Comme le disait Benjamin Franklin, inventeur, entre autres, du paratonnerre et des verres progressifs, « l’investissement dans la connaissance est celui qui rapporte les meilleurs intérêts ». Cette remarque du mathématicien américain est, aujourd’hui, plus vraie que jamais, car les technologies numériques, qui ont déclenché  le plus vaste phénomène d’automatisation de l’histoire humaine , ont accru le besoin de nouvelles compétences, non seulement pour les travailleurs et les entreprises, mais aussi pour les simples citoyens.

Destruction d’emplois

Dans un contexte où l’information est de plus en plus souvent distribuée par des algorithmes et des réseaux sociaux, et ou les « fake news » peuvent conditionner des élections politiques, l’alphabétisation numérique de la société civile devient une nécessité démocratique. Dans le même temps, les données massives (« big data ») et les systèmes basés sur l’intelligence artificielle sont à l’origine d’une transformation numérique du marché du travail, à tous les niveaux – de l’industrie manufacturière, où les chiffres sont plus importants, au secteur des services, où l’impact risque d’être dévastateur. Par exemple, plus de 7 % du PIB des Philippines est généré par des centres d’appel, dans lesquels l’automatisation liée à l’IA supprimera beaucoup d’emplois.

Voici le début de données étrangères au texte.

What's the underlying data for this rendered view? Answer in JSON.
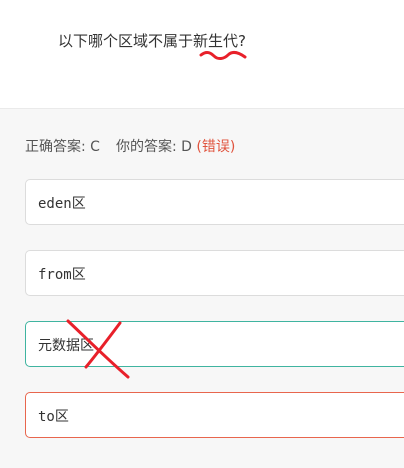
{
  "question": {
    "text": "以下哪个区域不属于新生代?"
  },
  "result": {
    "correct_label": "正确答案: C",
    "your_label": "你的答案: D",
    "status": "(错误)"
  },
  "options": [
    {
      "label": "eden区"
    },
    {
      "label": "from区"
    },
    {
      "label": "元数据区"
    },
    {
      "label": "to区"
    }
  ],
  "colors": {
    "correct_border": "#3fb4a0",
    "wrong_border": "#e8664d",
    "wrong_text": "#e0533d",
    "annotation_red": "#e8202a"
  }
}
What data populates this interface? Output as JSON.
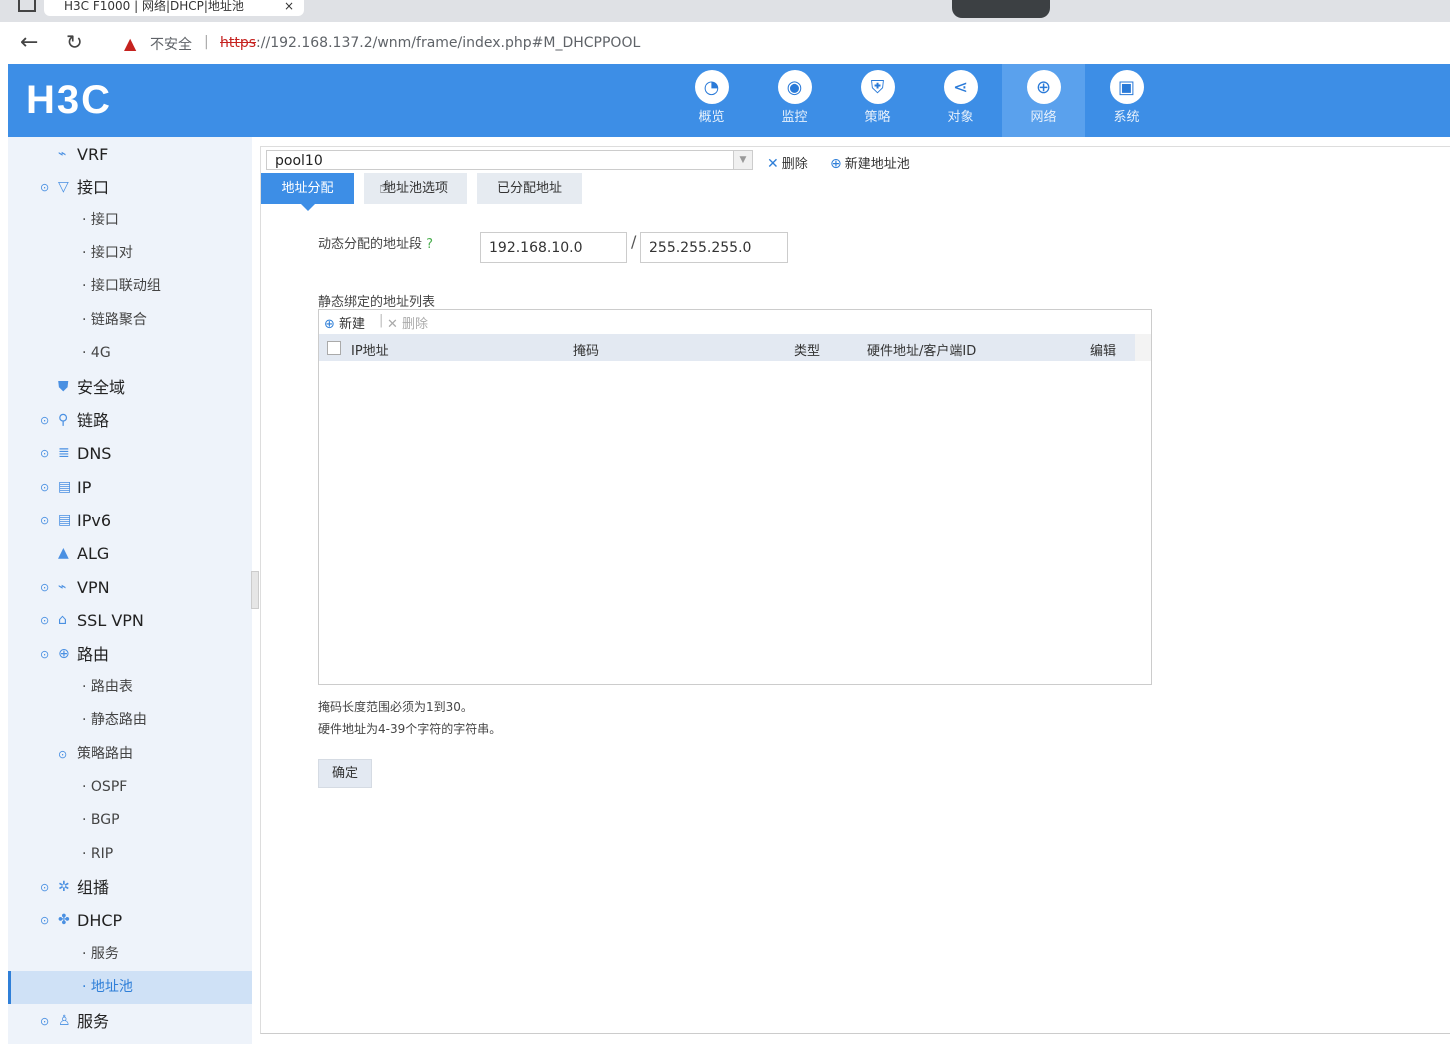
{
  "browser": {
    "tab_title": "H3C F1000 | 网络|DHCP|地址池",
    "tab_close": "×",
    "insecure_label": "不安全",
    "url_scheme": "https",
    "url_rest": "://192.168.137.2/wnm/frame/index.php#M_DHCPPOOL"
  },
  "header": {
    "logo": "H3C",
    "nav": [
      {
        "label": "概览",
        "icon": "gauge-icon"
      },
      {
        "label": "监控",
        "icon": "monitor-icon"
      },
      {
        "label": "策略",
        "icon": "shield-icon"
      },
      {
        "label": "对象",
        "icon": "share-icon"
      },
      {
        "label": "网络",
        "icon": "globe-icon",
        "active": true
      },
      {
        "label": "系统",
        "icon": "system-icon"
      }
    ]
  },
  "sidebar": {
    "items": [
      {
        "label": "VRF"
      },
      {
        "label": "接口"
      },
      {
        "label": "接口"
      },
      {
        "label": "接口对"
      },
      {
        "label": "接口联动组"
      },
      {
        "label": "链路聚合"
      },
      {
        "label": "4G"
      },
      {
        "label": "安全域"
      },
      {
        "label": "链路"
      },
      {
        "label": "DNS"
      },
      {
        "label": "IP"
      },
      {
        "label": "IPv6"
      },
      {
        "label": "ALG"
      },
      {
        "label": "VPN"
      },
      {
        "label": "SSL VPN"
      },
      {
        "label": "路由"
      },
      {
        "label": "路由表"
      },
      {
        "label": "静态路由"
      },
      {
        "label": "策略路由"
      },
      {
        "label": "OSPF"
      },
      {
        "label": "BGP"
      },
      {
        "label": "RIP"
      },
      {
        "label": "组播"
      },
      {
        "label": "DHCP"
      },
      {
        "label": "服务"
      },
      {
        "label": "地址池",
        "active": true
      },
      {
        "label": "服务"
      }
    ]
  },
  "main": {
    "pool_select": "pool10",
    "delete_label": "删除",
    "new_pool_label": "新建地址池",
    "tabs": [
      {
        "label": "地址分配",
        "active": true
      },
      {
        "label": "地址池选项"
      },
      {
        "label": "已分配地址"
      }
    ],
    "dynamic_label": "动态分配的地址段",
    "help_icon": "?",
    "ip_value": "192.168.10.0",
    "mask_value": "255.255.255.0",
    "slash": "/",
    "static_label": "静态绑定的地址列表",
    "grid": {
      "new_label": "新建",
      "delete_label": "删除",
      "columns": [
        "IP地址",
        "掩码",
        "类型",
        "硬件地址/客户端ID",
        "编辑"
      ],
      "rows": []
    },
    "notes": [
      "掩码长度范围必须为1到30。",
      "硬件地址为4-39个字符的字符串。"
    ],
    "ok_label": "确定"
  },
  "colors": {
    "brand": "#3d8ee6",
    "active_nav": "#5aa1ed",
    "sidebar_bg": "#eef3fa"
  }
}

Le remplacement des hommes et des femmes par des machines (ce qui peut être assimilé à une forme de capital) ne date pas d’hier, mais, contrairement à ce qui s’est passé lors des autres révolutions industrielles, il concerne maintenant aussi les professions libérales, comme les médecins et les avocats, et les dirigeants d’entreprise, pour lesquels la capacité de travailler avec des machines, en les « entraînant », devient peu à peu un facteur de compétitivité.

Fossé numérique

L’automatisation touche, donc, pleinement la classe moyenne, avec un impact extrêmement rapide. Il s’agit d’une évolution bien connue des économistes : en effet, le fossé numérique – à savoir l’écart entre les compétences numériques requises et les compétences que possèdent effectivement les travailleurs – suscite de fortes inquiétudes. D’après une récente étude de la Commission Européenne, neuf emplois sur dix exigeront des compétences numériques dans les dix prochaines années, tandis que 44 % des Européens ayant entre 16 et 74 ans ne possèdent pas les compétences requises pour affronter cette situation. Les données les plus négatives concernent en particulier les femmes, car, en 2016, dans les facultés d’informatique des universités européennes, les étudiants de sexe masculin étaient trois fois plus nombreux que leurs camarades de sexe féminin.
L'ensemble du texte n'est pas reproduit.